Em meio ao cenário de degradação no RS, o tema também corre risco a nível nacional, com o Projeto de Lei (PL) 364, de 2019, proposto justamente para alterar a Lei de Proteção da Vegetação Nativa, a partir da ampliação da conversão de campo nativo em áreas consolidadas.

“O argumento usado pelos deputados na Câmara Federal em favor do PL 364 é de que, nessas áreas consolidadas, se o proprietário quiser converter [o uso da terra] em [plantação de] soja, não precisa causar desmatamento, porque não tem mais árvores. Ou seja, uma visão que reproduz esse senso comum de que essas áreas seriam áreas degradadas porque não são florestas“, conta.

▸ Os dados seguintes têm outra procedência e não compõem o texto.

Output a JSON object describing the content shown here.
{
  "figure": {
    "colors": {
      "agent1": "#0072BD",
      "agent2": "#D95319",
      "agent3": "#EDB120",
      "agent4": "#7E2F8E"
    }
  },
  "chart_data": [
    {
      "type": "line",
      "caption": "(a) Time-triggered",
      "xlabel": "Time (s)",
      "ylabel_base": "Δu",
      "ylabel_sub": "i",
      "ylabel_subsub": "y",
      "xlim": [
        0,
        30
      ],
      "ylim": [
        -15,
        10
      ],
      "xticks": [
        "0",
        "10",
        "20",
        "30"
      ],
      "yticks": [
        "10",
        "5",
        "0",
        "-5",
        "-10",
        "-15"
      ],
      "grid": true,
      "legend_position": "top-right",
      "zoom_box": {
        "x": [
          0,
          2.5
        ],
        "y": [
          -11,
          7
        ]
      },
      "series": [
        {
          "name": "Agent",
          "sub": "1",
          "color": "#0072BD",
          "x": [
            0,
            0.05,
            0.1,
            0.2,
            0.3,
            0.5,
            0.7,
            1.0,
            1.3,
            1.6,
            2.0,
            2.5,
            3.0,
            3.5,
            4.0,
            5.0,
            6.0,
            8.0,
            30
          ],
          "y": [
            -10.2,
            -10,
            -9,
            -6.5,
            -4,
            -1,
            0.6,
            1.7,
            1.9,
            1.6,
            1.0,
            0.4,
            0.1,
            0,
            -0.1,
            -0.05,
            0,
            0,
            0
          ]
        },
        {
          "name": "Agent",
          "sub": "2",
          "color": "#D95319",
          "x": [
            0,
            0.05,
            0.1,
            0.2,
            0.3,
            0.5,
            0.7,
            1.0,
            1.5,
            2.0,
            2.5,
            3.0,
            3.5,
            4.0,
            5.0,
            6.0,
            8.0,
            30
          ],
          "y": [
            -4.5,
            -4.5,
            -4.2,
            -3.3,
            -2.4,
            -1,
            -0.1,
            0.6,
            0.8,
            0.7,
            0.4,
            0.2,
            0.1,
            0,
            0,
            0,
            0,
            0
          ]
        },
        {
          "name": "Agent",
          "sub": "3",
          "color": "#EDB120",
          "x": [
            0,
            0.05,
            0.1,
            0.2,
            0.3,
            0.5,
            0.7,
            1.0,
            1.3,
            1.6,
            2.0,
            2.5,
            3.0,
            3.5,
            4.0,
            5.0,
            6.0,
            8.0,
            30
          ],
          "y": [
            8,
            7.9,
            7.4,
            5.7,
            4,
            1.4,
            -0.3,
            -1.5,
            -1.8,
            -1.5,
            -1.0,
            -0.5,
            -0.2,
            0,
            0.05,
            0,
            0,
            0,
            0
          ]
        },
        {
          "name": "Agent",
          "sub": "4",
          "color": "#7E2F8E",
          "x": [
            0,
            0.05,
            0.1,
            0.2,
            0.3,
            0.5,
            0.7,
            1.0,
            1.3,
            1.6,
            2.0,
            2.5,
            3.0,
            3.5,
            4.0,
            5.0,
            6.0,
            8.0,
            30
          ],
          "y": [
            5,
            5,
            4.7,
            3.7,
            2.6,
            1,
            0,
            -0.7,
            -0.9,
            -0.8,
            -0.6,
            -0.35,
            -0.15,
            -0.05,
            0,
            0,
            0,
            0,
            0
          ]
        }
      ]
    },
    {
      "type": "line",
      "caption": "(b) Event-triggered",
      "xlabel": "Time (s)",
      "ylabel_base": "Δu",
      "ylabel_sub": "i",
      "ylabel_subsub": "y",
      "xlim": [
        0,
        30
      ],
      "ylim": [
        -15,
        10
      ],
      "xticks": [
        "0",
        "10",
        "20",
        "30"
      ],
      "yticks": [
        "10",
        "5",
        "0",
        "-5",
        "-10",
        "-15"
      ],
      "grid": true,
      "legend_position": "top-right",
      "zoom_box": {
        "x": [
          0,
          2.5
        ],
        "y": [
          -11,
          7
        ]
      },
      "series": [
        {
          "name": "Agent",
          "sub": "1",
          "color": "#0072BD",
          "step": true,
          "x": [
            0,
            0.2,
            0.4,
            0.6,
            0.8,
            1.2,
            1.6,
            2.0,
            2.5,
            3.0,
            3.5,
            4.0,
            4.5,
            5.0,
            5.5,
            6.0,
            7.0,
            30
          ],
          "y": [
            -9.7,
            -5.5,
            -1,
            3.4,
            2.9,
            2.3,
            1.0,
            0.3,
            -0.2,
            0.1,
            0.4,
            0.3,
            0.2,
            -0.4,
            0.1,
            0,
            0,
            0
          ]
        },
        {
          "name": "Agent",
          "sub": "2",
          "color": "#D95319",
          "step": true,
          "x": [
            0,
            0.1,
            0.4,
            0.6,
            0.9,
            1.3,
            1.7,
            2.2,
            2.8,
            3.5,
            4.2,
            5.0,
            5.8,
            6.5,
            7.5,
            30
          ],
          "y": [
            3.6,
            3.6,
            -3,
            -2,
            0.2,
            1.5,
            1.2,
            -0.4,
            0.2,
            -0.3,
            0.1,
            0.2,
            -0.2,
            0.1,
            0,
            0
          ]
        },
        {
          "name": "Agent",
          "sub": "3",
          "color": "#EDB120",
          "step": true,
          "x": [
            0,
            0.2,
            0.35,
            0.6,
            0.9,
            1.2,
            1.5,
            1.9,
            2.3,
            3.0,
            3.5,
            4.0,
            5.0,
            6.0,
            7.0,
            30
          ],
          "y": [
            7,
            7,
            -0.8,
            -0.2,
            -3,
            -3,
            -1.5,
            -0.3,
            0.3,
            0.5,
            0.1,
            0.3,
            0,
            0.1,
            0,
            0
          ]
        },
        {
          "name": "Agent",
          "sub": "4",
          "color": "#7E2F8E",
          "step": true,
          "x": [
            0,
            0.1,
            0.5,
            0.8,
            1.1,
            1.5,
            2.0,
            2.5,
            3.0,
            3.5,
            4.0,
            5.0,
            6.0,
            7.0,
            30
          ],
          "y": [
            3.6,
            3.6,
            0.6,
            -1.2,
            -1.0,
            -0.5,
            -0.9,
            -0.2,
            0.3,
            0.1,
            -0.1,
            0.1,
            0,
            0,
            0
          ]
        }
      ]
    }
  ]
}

Segundo Pillar, os parlamentares querem ampliar os efeitos PL 364, que incialmente se referia aos campos do bioma Mata Atlântica, para desproteger os campos nativos – que estiverem sob uso pastoril – em todos os biomas. “O PL diz que os campos nativos de altitude que fazem parte do bioma Mata Atlântica também poderão ser declarados como área rural de uso consolidado e, portanto, não estarão protegidos mais pela lei da Mata Atlântica. O projeto ainda não foi aprovado, mas deve ser pela maioria que tem na Câmara. Agora há muita esperança que talvez o Senado possa vetar [a proposta], ou o governo Lula“, conclui.